Ayuso justifica la adquisición de un ático de lujo para reuniones gubernamentales temporales en Madrid.

La compra reciente de un ático de lujo en Chamberí por parte de la Comunidad de Madrid ha generado un fuerte debate en la opinión pública y en el ámbito político. El inmueble, que posee una superficie de 485 metros cuadrados, servirá temporalmente como oficina para la presidenta Isabel Díaz Ayuso durante la rehabilitación de la Real Casa de Correos, cuyas obras comenzarán en agosto. Ayuso ha defendido la adquisición, aclarando que no se trata de su residencia y que, en estos momentos de crisis por los incendios en la región, su prioridad es el manejo de la emergencia.

La presidenta madrileña se ha manifestado como víctima de lo que considera una campaña de desprestigio, alegando que la compra del ático no es un capricho personal, sino una medida lógica dada la situación. “Es un lugar donde temporalmente hacer reuniones”, ha expresado ante los medios en las instalaciones del gobierno. La compra, que se realizó en abril, solo se hizo pública tras una consulta periodística, lo que ha suscitado críticas sobre la transparencia del proceso.

La propiedad fue adquirida por la empresa Planifica Madrid, responsable de la gestión de suelo público y oficinas del gobierno regional, por un valor estimado en torno a seis millones de euros. Sin embargo, esta adquisición no estaba contemplada en el presupuesto oficial del año, lo que ha llevado a cuestionar la planificación financiera de la administración madrileña.

Reacciones políticas y legales

Los grupos opositores, Más Madrid y PSOE, han reaccionado rápidamente, desafiando la legalidad del uso del ático como oficina.
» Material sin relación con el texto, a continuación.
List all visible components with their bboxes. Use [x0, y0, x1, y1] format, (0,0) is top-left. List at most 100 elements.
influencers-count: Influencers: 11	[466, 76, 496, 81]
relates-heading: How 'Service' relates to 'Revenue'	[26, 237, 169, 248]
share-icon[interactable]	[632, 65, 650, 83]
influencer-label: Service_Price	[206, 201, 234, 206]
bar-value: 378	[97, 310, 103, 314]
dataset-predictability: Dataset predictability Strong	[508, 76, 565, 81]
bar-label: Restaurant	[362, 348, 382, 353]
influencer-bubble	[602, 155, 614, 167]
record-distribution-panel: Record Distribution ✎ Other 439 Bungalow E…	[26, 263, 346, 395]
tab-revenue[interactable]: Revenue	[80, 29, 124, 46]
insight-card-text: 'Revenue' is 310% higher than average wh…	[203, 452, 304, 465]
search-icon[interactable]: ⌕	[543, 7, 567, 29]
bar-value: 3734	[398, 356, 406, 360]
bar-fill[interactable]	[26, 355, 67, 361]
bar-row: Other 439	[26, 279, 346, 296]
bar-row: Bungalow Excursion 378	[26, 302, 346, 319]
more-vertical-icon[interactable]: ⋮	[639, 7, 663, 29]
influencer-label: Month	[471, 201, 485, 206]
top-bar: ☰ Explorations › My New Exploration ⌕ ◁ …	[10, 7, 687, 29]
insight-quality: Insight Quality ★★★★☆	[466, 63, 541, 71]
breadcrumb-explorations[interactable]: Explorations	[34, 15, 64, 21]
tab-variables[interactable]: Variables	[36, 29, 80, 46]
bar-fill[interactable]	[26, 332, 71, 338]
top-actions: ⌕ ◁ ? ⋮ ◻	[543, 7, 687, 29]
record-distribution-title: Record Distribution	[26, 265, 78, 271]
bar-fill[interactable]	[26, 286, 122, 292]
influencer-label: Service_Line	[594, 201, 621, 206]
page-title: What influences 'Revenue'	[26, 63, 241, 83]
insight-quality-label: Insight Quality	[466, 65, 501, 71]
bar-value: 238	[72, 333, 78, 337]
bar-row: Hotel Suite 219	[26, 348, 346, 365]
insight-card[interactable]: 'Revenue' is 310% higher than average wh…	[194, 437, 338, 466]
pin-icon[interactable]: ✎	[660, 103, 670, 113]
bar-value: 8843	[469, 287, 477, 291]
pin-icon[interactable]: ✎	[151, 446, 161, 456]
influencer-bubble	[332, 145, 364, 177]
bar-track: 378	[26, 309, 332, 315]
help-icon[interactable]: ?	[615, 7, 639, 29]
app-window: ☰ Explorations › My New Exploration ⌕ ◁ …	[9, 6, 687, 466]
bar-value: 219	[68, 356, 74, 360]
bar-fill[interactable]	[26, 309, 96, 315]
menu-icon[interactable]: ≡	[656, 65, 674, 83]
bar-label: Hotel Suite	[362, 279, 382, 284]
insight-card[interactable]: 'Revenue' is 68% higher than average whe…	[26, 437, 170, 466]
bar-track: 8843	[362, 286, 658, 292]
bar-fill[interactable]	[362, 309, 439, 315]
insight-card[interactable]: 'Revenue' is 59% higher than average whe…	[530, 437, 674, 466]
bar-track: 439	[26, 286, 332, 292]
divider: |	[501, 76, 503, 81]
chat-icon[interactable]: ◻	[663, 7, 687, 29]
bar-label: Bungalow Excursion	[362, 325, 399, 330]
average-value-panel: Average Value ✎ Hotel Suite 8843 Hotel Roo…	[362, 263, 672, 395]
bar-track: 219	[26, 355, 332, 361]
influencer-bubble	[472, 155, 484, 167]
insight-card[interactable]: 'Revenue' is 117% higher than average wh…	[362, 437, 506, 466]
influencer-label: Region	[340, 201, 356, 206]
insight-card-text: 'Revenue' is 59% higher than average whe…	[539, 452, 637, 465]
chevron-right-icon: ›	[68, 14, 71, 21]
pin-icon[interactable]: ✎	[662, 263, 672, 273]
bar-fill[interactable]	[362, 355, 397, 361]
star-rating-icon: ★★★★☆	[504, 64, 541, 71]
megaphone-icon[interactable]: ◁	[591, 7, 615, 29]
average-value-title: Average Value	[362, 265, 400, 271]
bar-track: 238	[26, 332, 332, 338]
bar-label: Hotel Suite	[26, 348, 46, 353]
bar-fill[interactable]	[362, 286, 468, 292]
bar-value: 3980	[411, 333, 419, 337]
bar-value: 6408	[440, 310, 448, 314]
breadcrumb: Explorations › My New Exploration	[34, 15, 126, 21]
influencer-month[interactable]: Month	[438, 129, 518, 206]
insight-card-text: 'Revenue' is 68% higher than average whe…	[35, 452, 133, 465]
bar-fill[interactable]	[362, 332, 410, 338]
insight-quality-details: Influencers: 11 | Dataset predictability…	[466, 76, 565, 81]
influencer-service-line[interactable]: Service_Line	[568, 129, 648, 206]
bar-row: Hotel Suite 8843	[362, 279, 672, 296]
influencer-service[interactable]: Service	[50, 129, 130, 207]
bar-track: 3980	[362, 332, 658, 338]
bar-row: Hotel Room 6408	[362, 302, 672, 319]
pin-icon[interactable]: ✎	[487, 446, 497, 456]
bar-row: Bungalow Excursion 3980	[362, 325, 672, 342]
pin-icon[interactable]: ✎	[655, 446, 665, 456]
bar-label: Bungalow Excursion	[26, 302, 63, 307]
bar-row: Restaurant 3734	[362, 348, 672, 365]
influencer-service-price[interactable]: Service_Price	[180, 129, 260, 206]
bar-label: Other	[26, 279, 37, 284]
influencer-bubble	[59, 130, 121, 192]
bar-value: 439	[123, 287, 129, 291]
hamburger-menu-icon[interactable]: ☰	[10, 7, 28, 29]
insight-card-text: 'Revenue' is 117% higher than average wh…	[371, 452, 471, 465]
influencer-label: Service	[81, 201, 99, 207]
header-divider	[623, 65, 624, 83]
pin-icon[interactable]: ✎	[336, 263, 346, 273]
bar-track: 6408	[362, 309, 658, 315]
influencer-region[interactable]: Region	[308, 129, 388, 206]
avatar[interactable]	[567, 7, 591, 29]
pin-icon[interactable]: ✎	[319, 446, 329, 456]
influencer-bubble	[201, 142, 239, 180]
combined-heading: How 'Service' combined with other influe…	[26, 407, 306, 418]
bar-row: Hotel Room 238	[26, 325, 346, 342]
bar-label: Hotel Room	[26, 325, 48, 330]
Ambos partidos sostienen que las ordenanzas urbanísticas en la zona no permiten establecer oficinas en edificios que superen la primera planta. Eduardo Rubiño, de Más Madrid, calificó la compra como un «capricho» de Ayuso. Por su parte, Antonio Giraldo del PSOE subrayó que el Plan General de Madrid impide estrictamente ese tipo de uso en el ático adquirido.

Fuentes cercanas al entorno de la presidenta han señalado que la decisión sobre el uso del ático no es definitiva y que se llevarán a cabo reformas antes de establecer su uso final, programando una evaluación para octubre o noviembre. Asimismo, se ha hecho un llamado a la prudencia respecto a su utilización como espacio de trabajo institucional, dado que podría no ajustarse a las normativas vigentes.